The recommended daily dose range of PROMUNE is 2.5-5 mg/kg orally in two divided doses for a maximum of 8 weeks. If a starting dose of 2.5 mg/kg does not achieve a good initial response within 2 weeks, the dose may be increased rapidly to a maximum of 5 mg/kg/day. Rapid and adequate control of very severe disease is more likely with a starting dose of 5 mg/kg/day given orally in two divided doses.

PROMUNE is indicated in the treatment of patients aged more than 16 years with severe atopic dermatitis in whom conventional therapy is ineffective or inappropriate. An accurate baseline status should be established by physical examination, including measurements of blood pressure and renal function on at least two occasions, prior to the initiation of therapy.

Active herpes simplex infections should be allowed to clear and skin infections caused by Staphylococcus aureus should be controlled with appropriate antibacterial agents prior to initiating treatment with cyclosporine. Concomitant administration with erythromycin can increase the blood concentration of cyclosporine and the combination should be avoided if possible. If there is no alternative to erythromycin, blood concentrations of cyclosporine must be closely monitored.

Uveitis

5 mg/kg/day orally in two divided doses is recommended as the starting dose until inflammation subsides and visual acuity improves.

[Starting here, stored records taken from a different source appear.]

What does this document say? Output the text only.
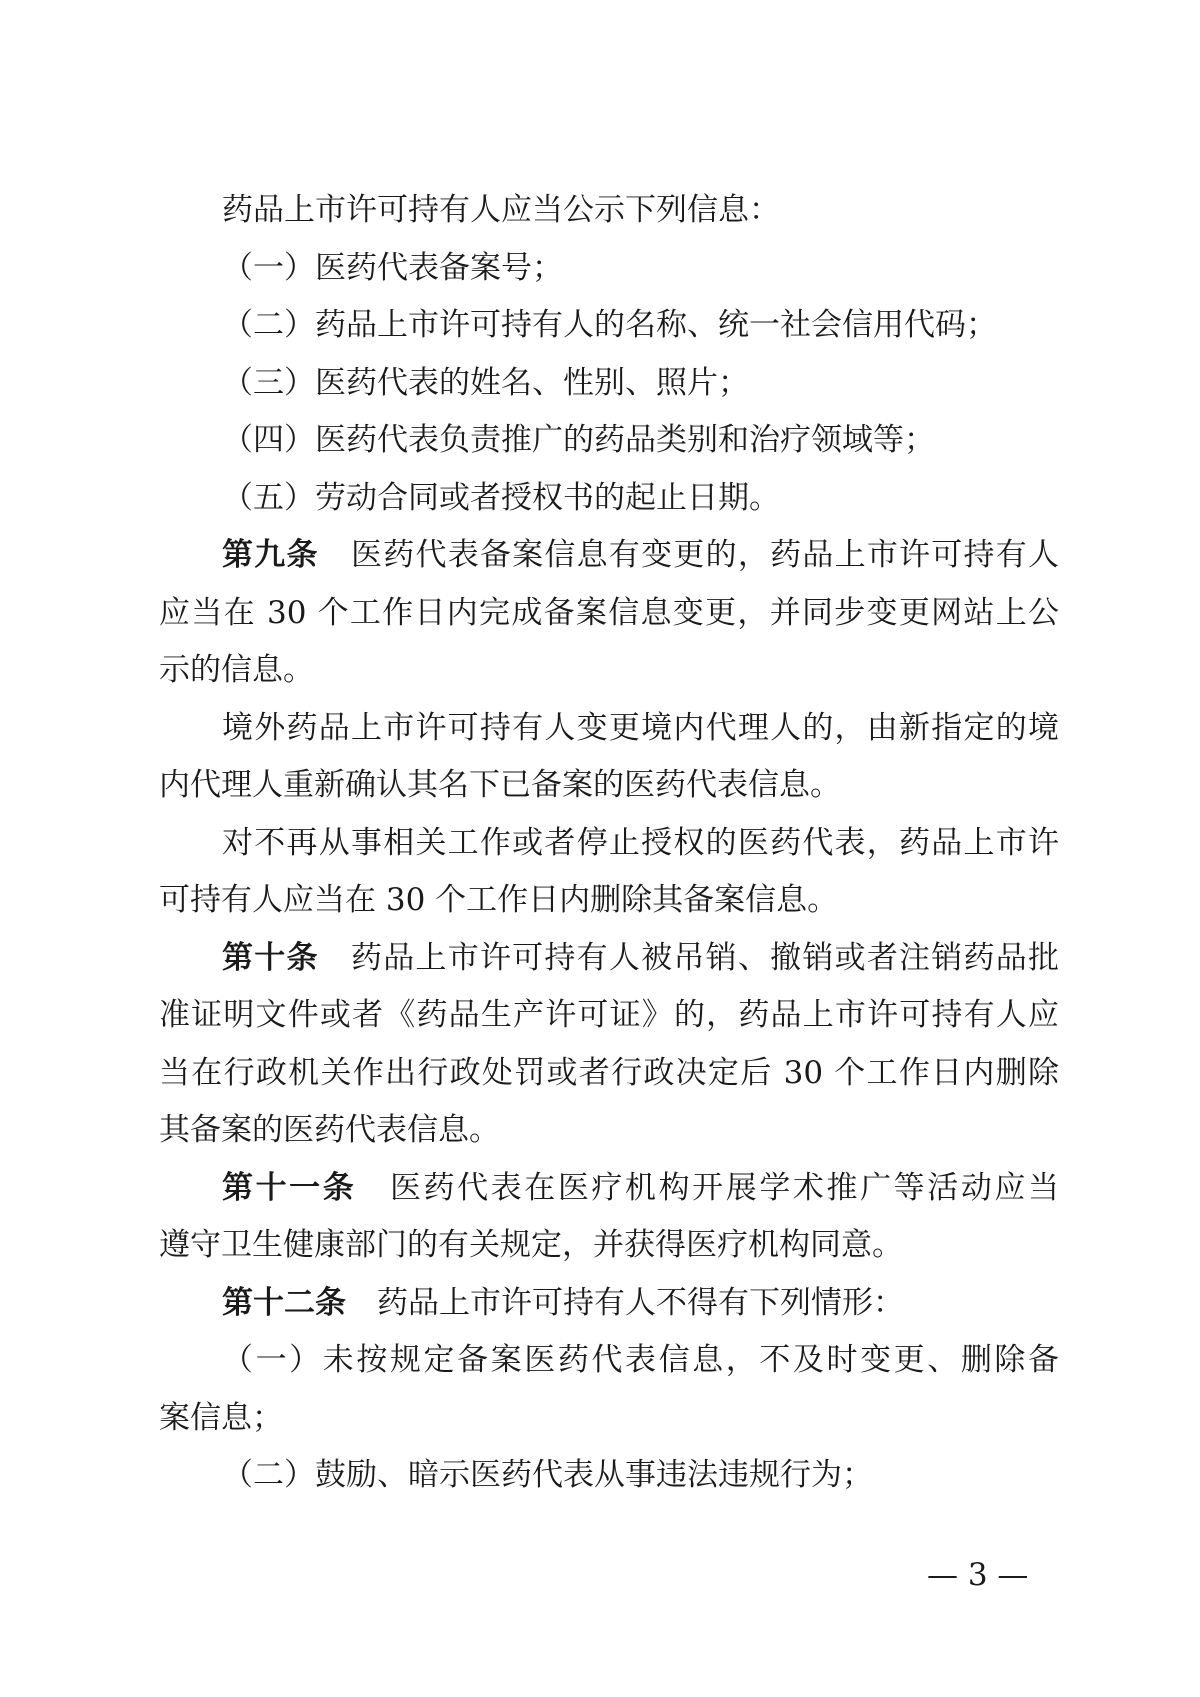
药品上市许可持有人应当公示下列信息：
（一）医药代表备案号；
（二）药品上市许可持有人的名称、统一社会信用代码；
（三）医药代表的姓名、性别、照片；
（四）医药代表负责推广的药品类别和治疗领域等；
（五）劳动合同或者授权书的起止日期。
第九条　 医药代表备案信息有变更的，药品上市许可持有人
应当在 30 个工作日内完成备案信息变更，并同步变更网站上公
示的信息。
境外药品上市许可持有人变更境内代理人的，由新指定的境
内代理人重新确认其名下已备案的医药代表信息。
对不再从事相关工作或者停止授权的医药代表，药品上市许
可持有人应当在 30 个工作日内删除其备案信息。
第十条　 药品上市许可持有人被吊销、撤销或者注销药品批
准证明文件或者《药品生产许可证》的，药品上市许可持有人应
当在行政机关作出行政处罚或者行政决定后 30 个工作日内删除
其备案的医药代表信息。
第十一条　 医药代表在医疗机构开展学术推广等活动应当
遵守卫生健康部门的有关规定，并获得医疗机构同意。
第十二条　 药品上市许可持有人不得有下列情形：
（一）未按规定备案医药代表信息，不及时变更、删除备
案信息；
（二）鼓励、暗示医药代表从事违法违规行为；
— 3 —
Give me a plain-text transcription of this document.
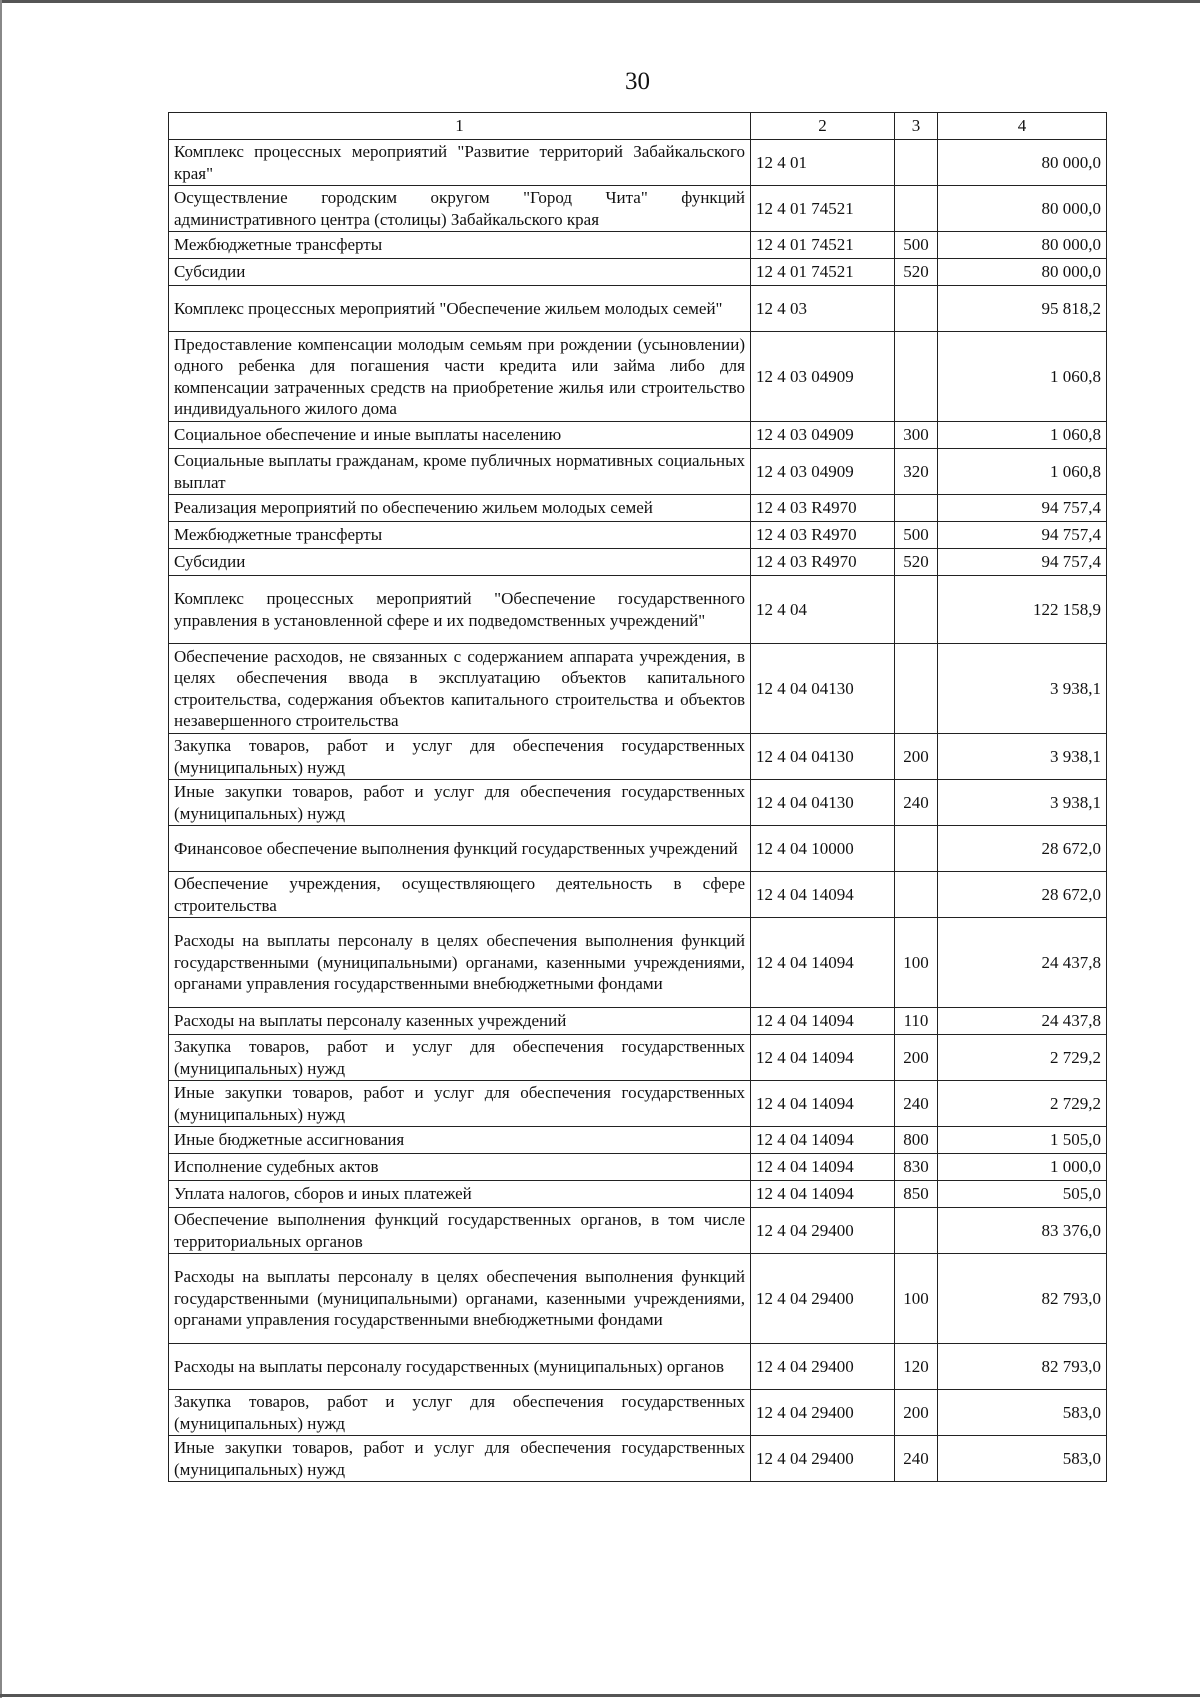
30
1	2	3	4
Комплекс процессных мероприятий "Развитие территорий Забайкальского края"	12 4 01		80 000,0
Осуществление городским округом "Город Чита" функций административного центра (столицы) Забайкальского края	12 4 01 74521		80 000,0
Межбюджетные трансферты	12 4 01 74521	500	80 000,0
Субсидии	12 4 01 74521	520	80 000,0
Комплекс процессных мероприятий "Обеспечение жильем молодых семей"	12 4 03		95 818,2
Предоставление компенсации молодым семьям при рождении (усыновлении) одного ребенка для погашения части кредита или займа либо для компенсации затраченных средств на приобретение жилья или строительство индивидуального жилого дома	12 4 03 04909		1 060,8
Социальное обеспечение и иные выплаты населению	12 4 03 04909	300	1 060,8
Социальные выплаты гражданам, кроме публичных нормативных социальных выплат	12 4 03 04909	320	1 060,8
Реализация мероприятий по обеспечению жильем молодых семей	12 4 03 R4970		94 757,4
Межбюджетные трансферты	12 4 03 R4970	500	94 757,4
Субсидии	12 4 03 R4970	520	94 757,4
Комплекс процессных мероприятий "Обеспечение государственного управления в установленной сфере и их подведомственных учреждений"	12 4 04		122 158,9
Обеспечение расходов, не связанных с содержанием аппарата учреждения, в целях обеспечения ввода в эксплуатацию объектов капитального строительства, содержания объектов капитального строительства и объектов незавершенного строительства	12 4 04 04130		3 938,1
Закупка товаров, работ и услуг для обеспечения государственных (муниципальных) нужд	12 4 04 04130	200	3 938,1
Иные закупки товаров, работ и услуг для обеспечения государственных (муниципальных) нужд	12 4 04 04130	240	3 938,1
Финансовое обеспечение выполнения функций государственных учреждений	12 4 04 10000		28 672,0
Обеспечение учреждения, осуществляющего деятельность в сфере строительства	12 4 04 14094		28 672,0
Расходы на выплаты персоналу в целях обеспечения выполнения функций государственными (муниципальными) органами, казенными учреждениями, органами управления государственными внебюджетными фондами	12 4 04 14094	100	24 437,8
Расходы на выплаты персоналу казенных учреждений	12 4 04 14094	110	24 437,8
Закупка товаров, работ и услуг для обеспечения государственных (муниципальных) нужд	12 4 04 14094	200	2 729,2
Иные закупки товаров, работ и услуг для обеспечения государственных (муниципальных) нужд	12 4 04 14094	240	2 729,2
Иные бюджетные ассигнования	12 4 04 14094	800	1 505,0
Исполнение судебных актов	12 4 04 14094	830	1 000,0
Уплата налогов, сборов и иных платежей	12 4 04 14094	850	505,0
Обеспечение выполнения функций государственных органов, в том числе территориальных органов	12 4 04 29400		83 376,0
Расходы на выплаты персоналу в целях обеспечения выполнения функций государственными (муниципальными) органами, казенными учреждениями, органами управления государственными внебюджетными фондами	12 4 04 29400	100	82 793,0
Расходы на выплаты персоналу государственных (муниципальных) органов	12 4 04 29400	120	82 793,0
Закупка товаров, работ и услуг для обеспечения государственных (муниципальных) нужд	12 4 04 29400	200	583,0
Иные закупки товаров, работ и услуг для обеспечения государственных (муниципальных) нужд	12 4 04 29400	240	583,0
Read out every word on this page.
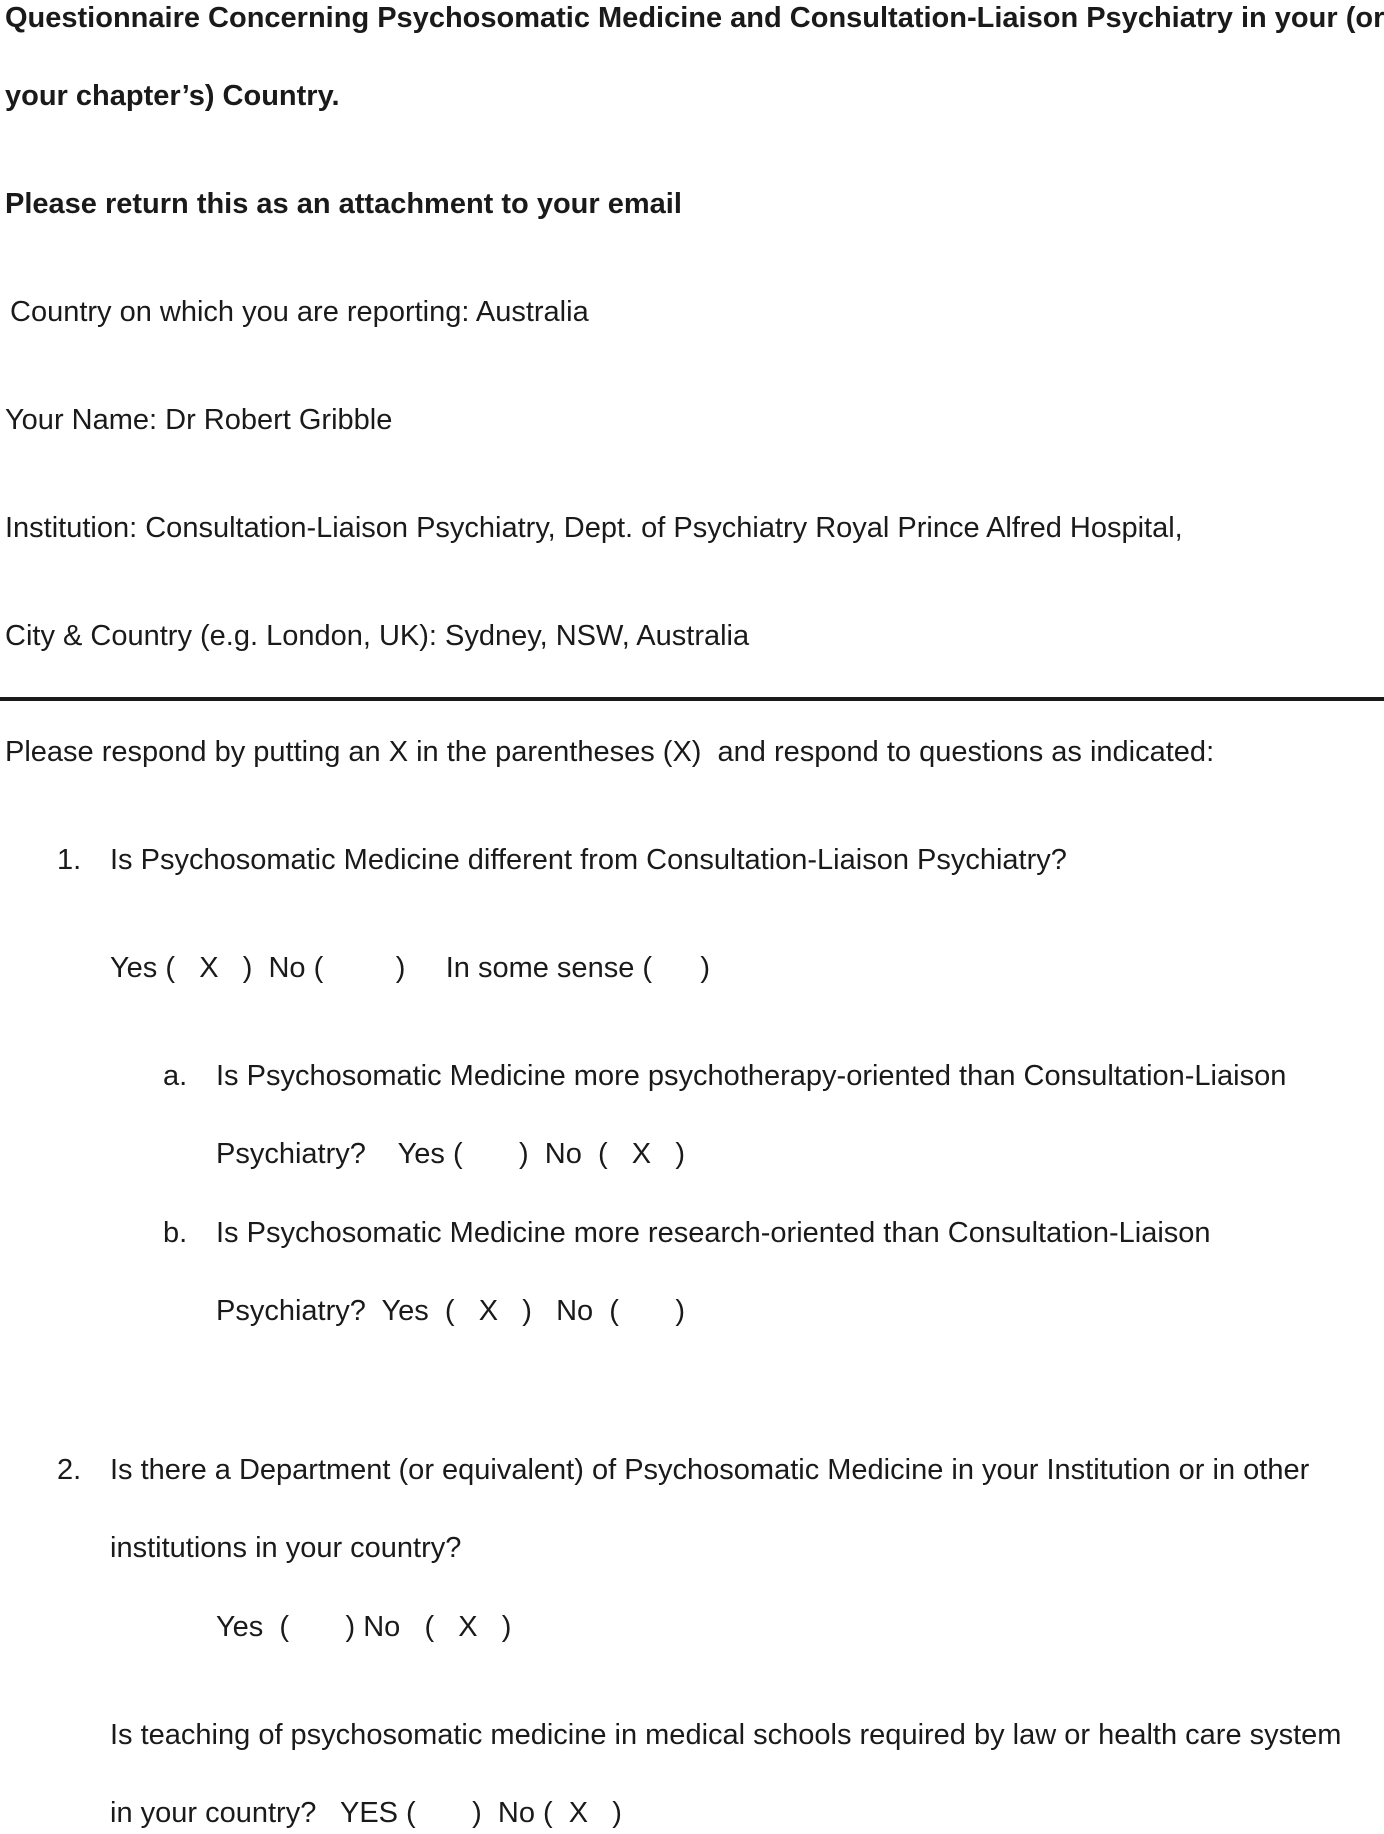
Questionnaire Concerning Psychosomatic Medicine and Consultation-Liaison Psychiatry in your (or
your chapter’s) Country.
Please return this as an attachment to your email
Country on which you are reporting: Australia
Your Name: Dr Robert Gribble
Institution: Consultation-Liaison Psychiatry, Dept. of Psychiatry Royal Prince Alfred Hospital,
City & Country (e.g. London, UK): Sydney, NSW, Australia
Please respond by putting an X in the parentheses (X)  and respond to questions as indicated:
1. Is Psychosomatic Medicine different from Consultation-Liaison Psychiatry?
Yes (   X   )  No (         )     In some sense (      )
a. Is Psychosomatic Medicine more psychotherapy-oriented than Consultation-Liaison
Psychiatry?    Yes (       )  No  (   X   )
b. Is Psychosomatic Medicine more research-oriented than Consultation-Liaison
Psychiatry?  Yes  (   X   )   No  (       )
2. Is there a Department (or equivalent) of Psychosomatic Medicine in your Institution or in other
institutions in your country?
Yes  (       ) No   (   X   )
Is teaching of psychosomatic medicine in medical schools required by law or health care system
in your country?   YES (       )  No (  X   )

A systemic steroid (e.g. prednisone 0.2-0.5 mg/kg/day) may be added in order to accelerate remission or combat acute inflammatory episodes and/or if the latter alone proves insufficiently effective, cyclosporine microemulsion formulation should be withdrawn if there is no improvement after three months.

For maintenance treatment the dose should gradually be reduced to the lowest effective level, which should not exceed 5 mg/kg/day during periods of remission.

Cyclosporine may cause impairment of kidney function and a reliable baseline value for serum creatinine should therefore be established prior to treatment. This should be derived from at least 2 determinations, both indicating normal kidney function when used to ascertain creatinine clearance by means of a suitable formula. Serum creatinine and blood pressure determinations should be performed at weekly intervals during the 4 weeks of treatment and at monthly intervals thereafter, or more frequently if dosage is increased. The dose should be reduced by 25-50% if serum creatinine exceeds the baseline value by more than 30% - even if it is still within the normal range and cyclosporine withdrawn if there is no reduction within a month. In cases where creatinine exceeds the baseline value by 20-30% transient, non-renal increases must be eliminated by means of repeat determinations. If blood pressure significantly exceeds the baseline value appropriate antihypertensive therapy should be initiated and the dose reduced or withdrawn if normalization does not follow.

Nephrotic syndrome

An oral dose of 5 mg/kg/day in adults or 6 mg/kg/day in children (taken as two divide doses) is recommended for induction of remission, except in patients with permitted levels of kidney failure, in whom the starting dose must not exceed 2.5 mg/kg/day. (N.B. Serum creatinine levels of >200 µmol/L in adults and >140 µmol/L in children are contraindications.)

Patients (particularly steroid-resistant) who do not respond adequately to cyclosporine microemulsion formulation alone should be given a concomitant oral steroid low dosage.

Cyclosporine microemulsion formulation should be withdrawn if there is no improvement after three months treatment.

Dosage should be individually adjusted as a function of efficacy (proteinuria) and safety (primarily serum creatinine) but should not exceed 5 mg/kg/day in adults and 6 mg/kg/day in children. For maintenance the dosage should be gradually reduced to the lowest effective level.